2. Концентрирование вируса и отделение белков с молекулярной массой менее 100 kD с использованием УПМ-500П мембраны (с размером пор примерно 30-40 нм). Конечный объем образца после данной стадии - 10 мл (100-кратное концентрирование).

3. Отмывка вируса от остаточных белков с молекулярной массой менее 100 kD. Вируссодержащую жидкость концентрировали еще в 10 раз с использованием мембраны УПМ-500П и промывали 150 мл 0,05 М фосфатного буфера, содержащего 0,15 M NaCl.

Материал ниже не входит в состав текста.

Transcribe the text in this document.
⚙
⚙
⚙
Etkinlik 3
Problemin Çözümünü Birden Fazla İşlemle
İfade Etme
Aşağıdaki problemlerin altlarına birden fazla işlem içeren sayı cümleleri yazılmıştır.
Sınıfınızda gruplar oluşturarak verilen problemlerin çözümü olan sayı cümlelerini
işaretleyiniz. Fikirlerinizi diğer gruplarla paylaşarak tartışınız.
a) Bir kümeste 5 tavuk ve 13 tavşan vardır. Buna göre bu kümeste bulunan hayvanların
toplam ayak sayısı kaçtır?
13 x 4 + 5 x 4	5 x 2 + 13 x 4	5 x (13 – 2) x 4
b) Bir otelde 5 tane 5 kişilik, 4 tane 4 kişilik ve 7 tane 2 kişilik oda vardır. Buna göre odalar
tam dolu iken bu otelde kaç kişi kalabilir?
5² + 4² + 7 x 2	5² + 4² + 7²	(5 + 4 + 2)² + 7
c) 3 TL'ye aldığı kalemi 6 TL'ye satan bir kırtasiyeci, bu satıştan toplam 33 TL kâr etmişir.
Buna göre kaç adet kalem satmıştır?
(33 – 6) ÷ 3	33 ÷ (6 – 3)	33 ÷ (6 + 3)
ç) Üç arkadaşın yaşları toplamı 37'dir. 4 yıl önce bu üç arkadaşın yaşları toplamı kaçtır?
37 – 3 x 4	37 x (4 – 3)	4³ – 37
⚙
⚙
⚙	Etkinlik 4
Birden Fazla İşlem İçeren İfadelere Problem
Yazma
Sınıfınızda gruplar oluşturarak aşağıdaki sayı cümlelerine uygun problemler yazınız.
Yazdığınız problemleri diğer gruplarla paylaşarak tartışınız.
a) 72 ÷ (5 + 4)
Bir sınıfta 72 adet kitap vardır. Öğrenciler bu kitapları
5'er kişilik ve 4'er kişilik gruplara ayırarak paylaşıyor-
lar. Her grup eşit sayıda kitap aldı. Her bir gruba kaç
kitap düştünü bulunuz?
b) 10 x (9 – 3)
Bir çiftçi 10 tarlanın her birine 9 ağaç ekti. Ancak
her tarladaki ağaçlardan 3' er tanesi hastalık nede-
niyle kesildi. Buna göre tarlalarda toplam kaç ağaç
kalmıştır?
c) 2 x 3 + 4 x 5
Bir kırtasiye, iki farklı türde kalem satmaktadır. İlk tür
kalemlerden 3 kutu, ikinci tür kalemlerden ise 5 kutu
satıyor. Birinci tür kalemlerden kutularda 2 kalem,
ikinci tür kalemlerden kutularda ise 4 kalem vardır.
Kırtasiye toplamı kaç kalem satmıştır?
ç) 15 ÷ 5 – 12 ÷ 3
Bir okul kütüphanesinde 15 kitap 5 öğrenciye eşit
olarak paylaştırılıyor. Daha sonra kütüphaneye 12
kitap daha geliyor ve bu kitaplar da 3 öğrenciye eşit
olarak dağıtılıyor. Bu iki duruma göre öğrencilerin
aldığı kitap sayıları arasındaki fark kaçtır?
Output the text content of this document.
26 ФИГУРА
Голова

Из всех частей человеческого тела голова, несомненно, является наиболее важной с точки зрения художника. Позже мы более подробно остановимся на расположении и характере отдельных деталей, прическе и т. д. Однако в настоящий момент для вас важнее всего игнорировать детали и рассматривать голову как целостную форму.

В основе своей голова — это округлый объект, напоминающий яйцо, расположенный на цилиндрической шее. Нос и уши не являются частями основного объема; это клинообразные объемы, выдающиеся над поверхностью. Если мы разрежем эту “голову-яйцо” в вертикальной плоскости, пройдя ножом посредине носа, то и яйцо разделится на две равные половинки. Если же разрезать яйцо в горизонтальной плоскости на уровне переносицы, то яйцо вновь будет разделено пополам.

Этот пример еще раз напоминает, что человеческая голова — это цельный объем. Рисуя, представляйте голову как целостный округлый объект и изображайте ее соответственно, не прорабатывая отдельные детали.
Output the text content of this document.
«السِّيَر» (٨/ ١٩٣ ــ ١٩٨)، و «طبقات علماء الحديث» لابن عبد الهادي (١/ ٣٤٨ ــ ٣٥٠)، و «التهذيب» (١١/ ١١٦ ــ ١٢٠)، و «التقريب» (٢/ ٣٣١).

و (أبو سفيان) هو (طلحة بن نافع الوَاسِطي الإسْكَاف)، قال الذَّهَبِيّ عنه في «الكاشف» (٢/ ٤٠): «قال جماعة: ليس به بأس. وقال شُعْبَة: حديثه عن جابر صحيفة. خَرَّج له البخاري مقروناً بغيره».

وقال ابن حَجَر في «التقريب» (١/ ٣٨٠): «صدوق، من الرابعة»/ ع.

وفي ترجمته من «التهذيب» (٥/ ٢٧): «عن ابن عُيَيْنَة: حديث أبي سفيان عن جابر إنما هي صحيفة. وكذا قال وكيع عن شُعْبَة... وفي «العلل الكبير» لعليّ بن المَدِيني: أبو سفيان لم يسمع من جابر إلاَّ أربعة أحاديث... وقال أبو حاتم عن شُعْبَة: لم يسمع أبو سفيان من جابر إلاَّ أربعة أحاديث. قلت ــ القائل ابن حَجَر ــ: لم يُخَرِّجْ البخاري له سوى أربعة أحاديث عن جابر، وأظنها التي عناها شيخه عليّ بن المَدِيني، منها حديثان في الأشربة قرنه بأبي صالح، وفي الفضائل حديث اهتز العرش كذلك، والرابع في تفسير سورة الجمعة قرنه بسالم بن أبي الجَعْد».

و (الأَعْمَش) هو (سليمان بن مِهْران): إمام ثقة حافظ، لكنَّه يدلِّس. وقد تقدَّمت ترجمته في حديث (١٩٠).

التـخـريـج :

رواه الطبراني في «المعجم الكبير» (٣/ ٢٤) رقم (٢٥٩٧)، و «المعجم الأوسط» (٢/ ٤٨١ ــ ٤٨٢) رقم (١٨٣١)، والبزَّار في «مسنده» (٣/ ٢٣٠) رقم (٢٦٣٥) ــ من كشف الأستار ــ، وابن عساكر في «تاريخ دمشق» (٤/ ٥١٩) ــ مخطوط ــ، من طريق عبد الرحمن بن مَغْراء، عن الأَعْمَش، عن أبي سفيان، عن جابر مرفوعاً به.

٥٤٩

Таким образом, был получен 1 мл частично очищенного вируса краснухи.

3. Получение, клонирование и характеристика кДНК фрагмента генома вируса краснухи 24S РНК. Для выделения РНК вируса краснухи было взято 200 мкл частично очищенного вируса. Вирусную РНК очищали, используя стандартный набор реагентов для выделения РНК (SV total RNA isolation system, фирма Promega, США). Процедуру выделения проводили согласно инструкции, прилагаемой к набору. Обратную транскрипцию проводили с помощью фермента обратной транскриптазы AMV (Promega) в 10 мкл в течение 1 часа при 45^oC с олигонуклеотидом RubRT oligo - ctatacagcaacaggtg.

Амплификацию кДНК фрагмента (24S РНК вируса краснухи) проводили методом цепной полимеразной реакции (PCR) в конечном объеме 50 мкл в термоциклере Research Minicycler, model MJ с 3 мкл образца (разведенного в 5 раз), полученного в предыдущей реакции со смесью полимераз Taq/Pfu в количестве 5u/0,1u. Праймеры, условия проведения PCR и компьютерный анализ образующихся PCR-фрагментов приведены ниже.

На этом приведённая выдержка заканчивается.